Firstly, please do not assume that a leasehold house is bad news. There are many parts of the UK, especially in London, where there are a considerable number of leasehold houses that are perfectly saleable and mortgageable.

You need to look through the documents you received from your solicitor to check whether there are any issues that may impact your ability to sell your property; these will have been brought to your attention by your solicitor. General concerns would include the length of the lease, high ground rent provisions or the contribution towards and the repair and maintenance of communal areas you use in common with others.

In the past few years, the press has highlighted some house (and flat) leases that contain onerous ground rent provisions and the impact this has on selling, requiring a lease term extension or buying the freehold, for example. An initial ground rent of £250 may seem unremarkable. However, if the ground rent doubles every 10 years, £8,000 will be payable on the fifth anniversary. Such a sum may be unaffordable and, crucially, breach a lender’s requirements and prevent a buyer from borrowing money to buy the property. A high annual ground rent of £250 (or £1,000 in London), also has the little known and unintended effect of enabling a landlord to seek possession of a property for non-payment of ground rent (within specific timescales), bringing the lease to an end.
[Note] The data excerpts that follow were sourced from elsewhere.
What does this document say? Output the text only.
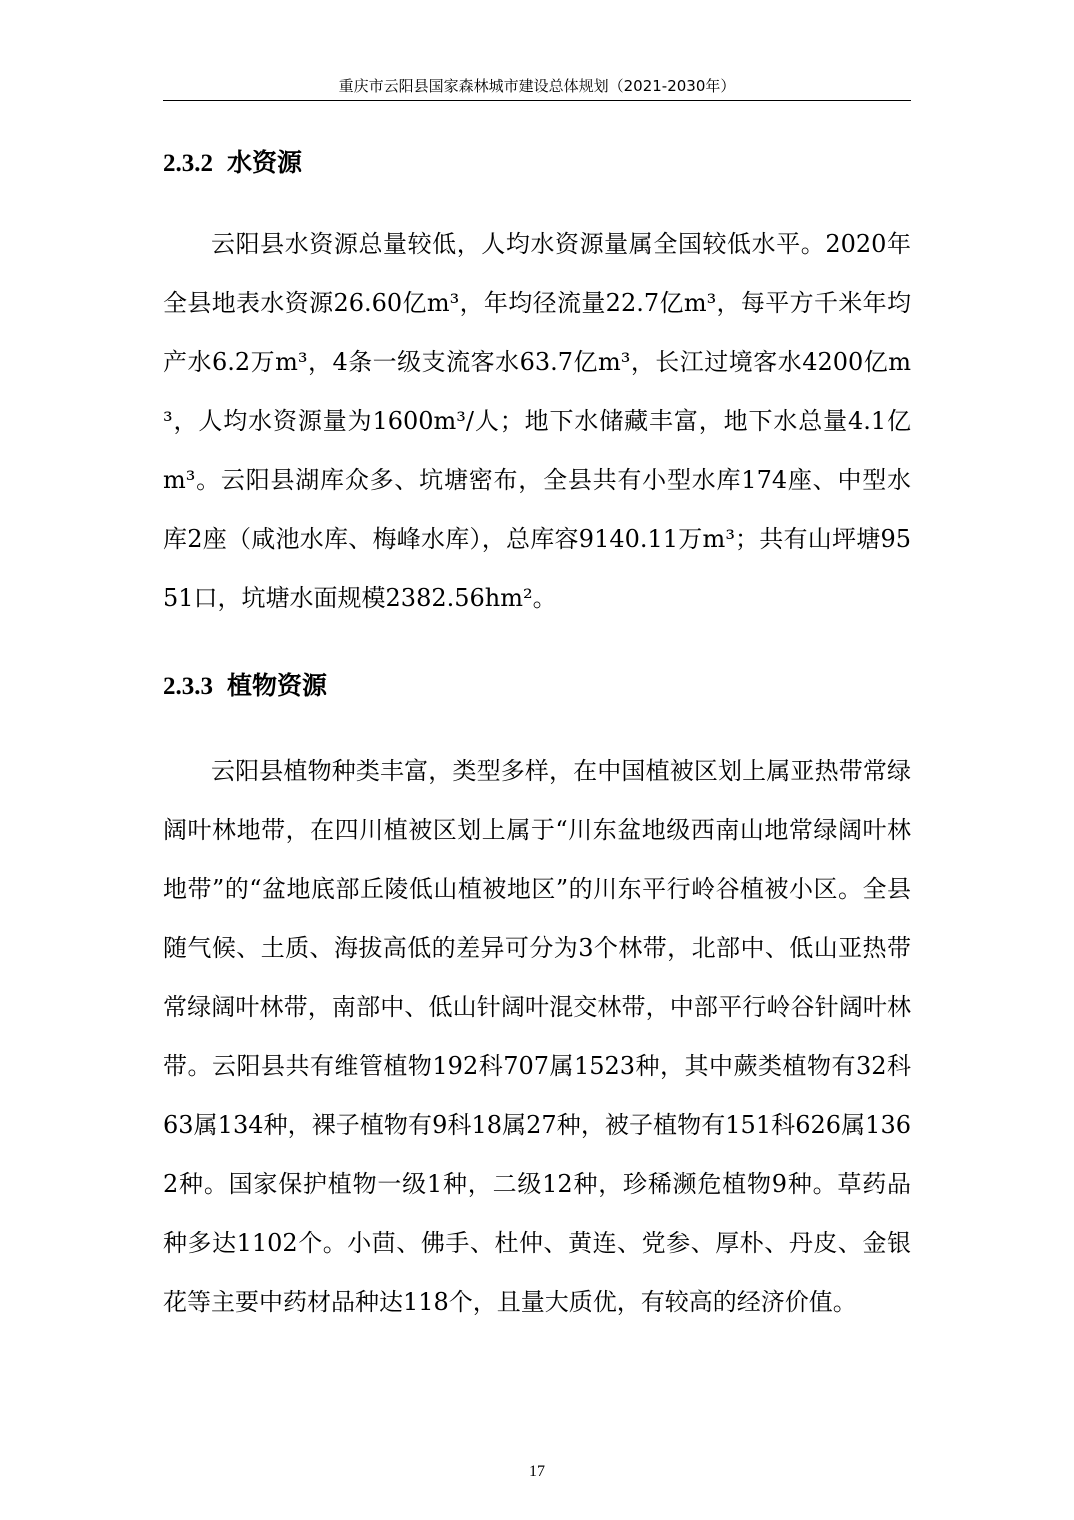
重庆市云阳县国家森林城市建设总体规划（2021-2030年）
2.3.2 水资源

云阳县水资源总量较低，人均水资源量属全国较低水平。2020年全县地表水资源26.60亿m³，年均径流量22.7亿m³，每平方千米年均产水6.2万m³，4条一级支流客水63.7亿m³，长江过境客水4200亿m³，人均水资源量为1600m³/人；地下水储藏丰富，地下水总量4.1亿m³。云阳县湖库众多、坑塘密布，全县共有小型水库174座、中型水库2座（咸池水库、梅峰水库），总库容9140.11万m³；共有山坪塘9551口，坑塘水面规模2382.56hm²。

2.3.3 植物资源

云阳县植物种类丰富，类型多样，在中国植被区划上属亚热带常绿阔叶林地带，在四川植被区划上属于“川东盆地级西南山地常绿阔叶林地带”的“盆地底部丘陵低山植被地区”的川东平行岭谷植被小区。全县随气候、土质、海拔高低的差异可分为3个林带，北部中、低山亚热带常绿阔叶林带，南部中、低山针阔叶混交林带，中部平行岭谷针阔叶林带。云阳县共有维管植物192科707属1523种，其中蕨类植物有32科63属134种，裸子植物有9科18属27种，被子植物有151科626属1362种。国家保护植物一级1种，二级12种，珍稀濒危植物9种。草药品种多达1102个。小茴、佛手、杜仲、黄连、党参、厚朴、丹皮、金银花等主要中药材品种达118个，且量大质优，有较高的经济价值。

17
For some time, the Government has invited consultation about implementing reforms to the leasehold system and intends to making it easier for leaseholders to buy the freeholds of their houses, cap ground rents and ban leasehold houses (subject to exceptional circumstances) for the aforementioned reasons. The consultation closed in November 2018 and the results have not yet been published.

If you have a long lease with reasonable provisions you probably have little to worry about. If you have unfavourable terms and this was not properly brought to your attention, you may have recourse against your solicitor for failing to advise you. In addition and subject to meeting the relevant criteria, pursuant to the Leasehold Reform Act 1967 (as amended) as a leaseholder of a house, you may have statutory rights to buy the freehold of the house to change the status from a leasehold house to a freehold house or may consider acquiring a lease term extension, which is less widely pursued.